Alford, author of “Whistleblowers: Broken Lives and Organizational Power,” said most whistleblowers receive little public attention and, within a couple years, wind up shunned and fired, with broken homes and substance-abuse issues.
High-profile figures may gain some security with notoriety. But, for the man or woman who set off the impeachment furor, Alford said, fame almost certainly will be overwhelmed by a smear campaign or worse.
People who report government abuses, Alford said, are unusual people – highly principled, idealistic and naïve – who feel compelled to expose wrongdoing. They are often shocked not just by the misconduct they have revealed, but by the dishonesty and vindictiveness of those who retaliate.
“I would say almost all have suffered. There are very few success stories,” Alford said. “They think they’re doing their duty and they’ll get a pat on the back. … But organizations seem to find it impossible to live with someone who is willing to commit the truth.”
Tom Mueller, a journalist and author of “Crisis of Conscience: Whistleblowing in an Age of Fraud,” said employees in the national security realm have the fewest protections because they are required to report wrongdoings to the agency they are accusing.
Mueller said the impeachment complaint was supposed to go directly to Congress, but instead was carried to the White House by the director of National Security.
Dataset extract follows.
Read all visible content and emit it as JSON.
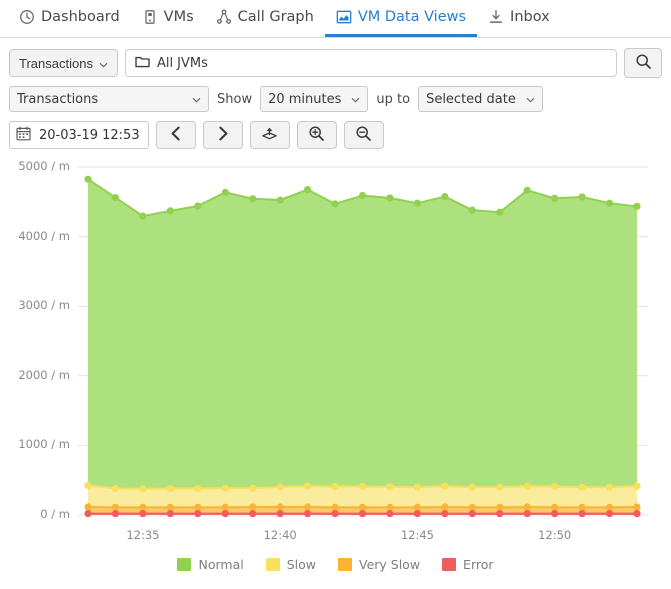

That’s “the exact opposite of what’s supposed to happen,” he said.
“Quite often, politics trumps — no pun intended — the legal process,” Mueller said. “When you have broken whistleblower laws like we have, with no protections, you have people going outside the system.”
Bradley Birkenfeld was sentenced to prison after exposing tax evasion in banking. He later collected a $104 million settlement from the IRS.
“Whistleblowers are generally mistreated, maligned and attacked,” he said.
Proving his own point, Birkenfeld expressed skepticism about the complainant who divulged Trump’s phone call. He criticized the person’s decision to remain anonymous and disparaged the individual’s motives.
“It’s quite clear there’s a political agenda,” Birkenfeld said. “They’re trying to undermine a sitting president.”